The non-DMCA parts of copyright are pretty much the same in USA as across the whole world, as they have been harmonized with international treaties. The extra requirements of DMCA (e.g. restrictions on circumventing technical measures of copyright protection), however, are country-specific and not widespread elsewhere.
That is a pretty big simplification, both partly true and false. There is international cooperation but copyright has significant differences between countries and having a copyright claim in one country does not always mean you have it in another.
And which of these treaties exactly has a problem with the reverse engineering work done here?
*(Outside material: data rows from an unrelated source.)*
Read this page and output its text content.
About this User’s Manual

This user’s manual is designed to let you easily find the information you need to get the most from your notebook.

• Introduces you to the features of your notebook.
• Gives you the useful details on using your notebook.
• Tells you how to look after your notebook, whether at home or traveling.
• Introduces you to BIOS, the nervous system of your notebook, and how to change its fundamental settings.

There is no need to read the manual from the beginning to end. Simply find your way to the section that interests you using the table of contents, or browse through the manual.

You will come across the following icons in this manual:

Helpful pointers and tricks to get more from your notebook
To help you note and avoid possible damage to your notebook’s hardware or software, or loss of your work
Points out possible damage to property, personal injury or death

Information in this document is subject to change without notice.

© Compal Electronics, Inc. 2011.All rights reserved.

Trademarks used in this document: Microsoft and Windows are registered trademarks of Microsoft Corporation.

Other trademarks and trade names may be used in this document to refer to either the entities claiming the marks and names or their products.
Nobody is claiming that Tesla doesn't have copyright on their software, if that copyright allows them to restrict this work is an entirely different kettle of fish, and depending on local laws.
You're right, I don't think there was ever a DMCA claim actually made, and probably would not be valid. Just replying to the misleading statement as if copyright from other countries have no standing.
They didn't claim that copyright from other countries has no standing, but correctly pointed out that claims under other countries copyright laws are irrelevant.
To answer the point that I think you were actually making, reverse engineering in the EU is covered by EU Directive 2009/24. This allows reverse-engineering for interoperability purposes, and (possibly in a more limited way?) also for the purposes of understanding the operation of a program.
Governments are bound by law, at least in democracies. There are thousands of cases in court by citizen and companies trying to, for example, overturn some decision (i. e. building permits, asylum, road construction, ... really anything), and they are frequently successful.
Well, more precisely, they didn't trust that the private company was providing everything, presumably:
> The NFI found that Tesla had complied with data requests from the Dutch authorities, but left out a lot of data that could have proven useful.
They asked for data, were given data, when they looked further they found it was incomplete.
I don't think there's anything particularly weird about this; if you're investigating something, you probably shouldn't uncritically trust the object of your investigation.
No, but they do have the GDPR, which affords data subjects the right of access to their own personal data.
Seeing as “the vehicles also record speed, accelerator pedal position, steering wheel angle and brake usage” and that personal data is "information that relates to an identified or identifiable individual", that sounds in scope of GDPR to me. I’d like to know what lawful basis they are using for this. I can see no other valid basis other than consent.
Tesla being less than forthcoming about what personal data they are processing is likely also problematic when it comes to the right to be informed too.
That this lab decided to try to decipher the data, and found troves of it that wasn't known to exist before, speaks to how the relationship must be.
They didn't trust Tesla to hand everything over.
In my humble opinion, any region should force all manufacturer of cars that will be sold in that region to hand over data (or methods by extracting the data) in cases like these, lest their license to sell their product be rescinded.